I have been struggling to understand how to implement user/item based recommendation using Mahout-Samsara, but not able to understand how to use it. I have very basic knowledge of Mahout Map Reduce based algorithms but now Mahout declared RIP to map-reduce.

So far i got to know ..

  1. Mahout-Samsara is a new code name which represents all Mahout 0.10+ releases. Mahout has abandoned MapReduce based algorithm and moved to Scala-based programming environment. Now Mahout supports different distribution engines like spark, H2O and Flink.

  2. The new Mahout (Samsara) is a Scala based solution which has R-like Scala DSL (Domain Specific Language) layer on top.

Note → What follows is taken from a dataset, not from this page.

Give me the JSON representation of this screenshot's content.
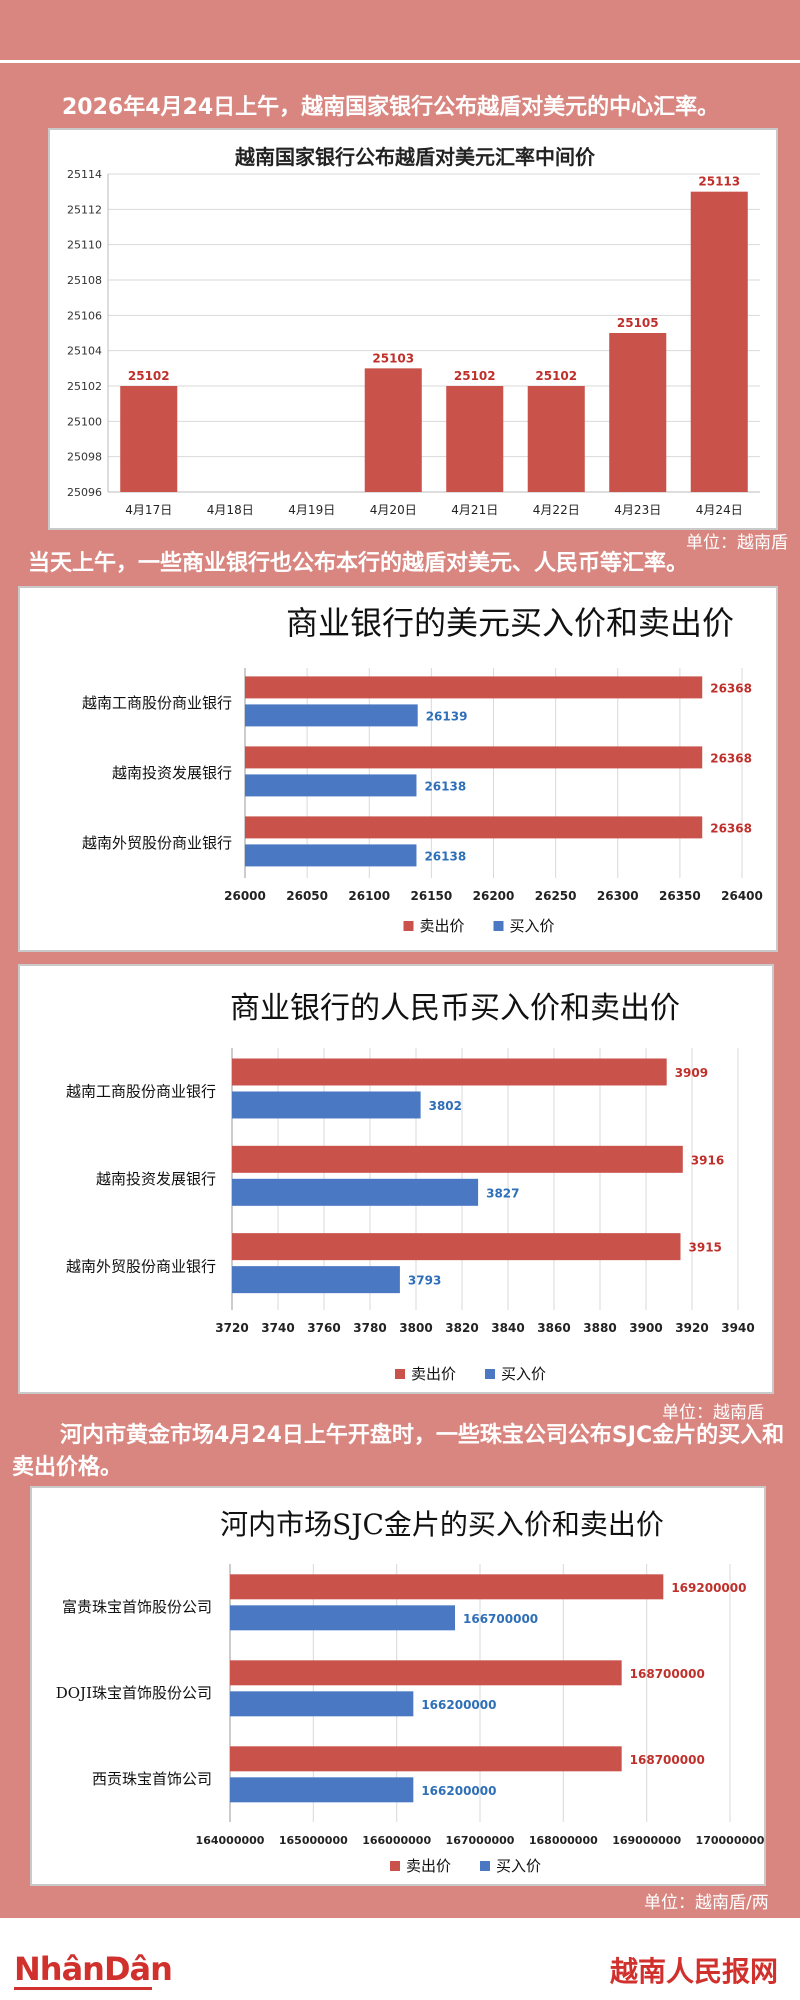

  3. We can play with Mahout spark shell by following the below document. http://mahout.apache.org/users/sparkbindings/play-with-shell.html

What i am looking for ..

I am looking a kind of spark-rowsimilarity, spark-itemsimilarity example on Mahout (not the command line jobs). I was checking this tutorial as well but its more concentrating on command line.

Can someone please provide some example on how to implement user/item based recommendation engine on new Mahout ? What exactly the input DataModel ? Is the same as the previous Mahout ? Can a File System Data Model still being used in New Mahout spark based algorithms as well ?

1

1 Answers

1
votes

Mahout Samsara is a compute engine for ML. It needs a Server to actually answer queries and ingest data.

The final step that Mahout does not take, is to put the generated model into a k-nearest neighbors engine for the query phase. Lucene, and it's scalable server versions in Solr and Elasticsearch are perfect for KNN. The query will be the most recent part of the user's history. I've implemented this in Ruby with MongoDB integration buy writing the model into MongoDB and indexing it with Solr. Then making Solr queries to get recommendations. This was a fair bit of work so...

The guy who maintains CCO in Mahout (me) also created an Apache PredictionIO Template that is extremely full featured and includes all the components you need in a nearly turnkey solution. It is OSS so you can either use it as an example or just install and run it.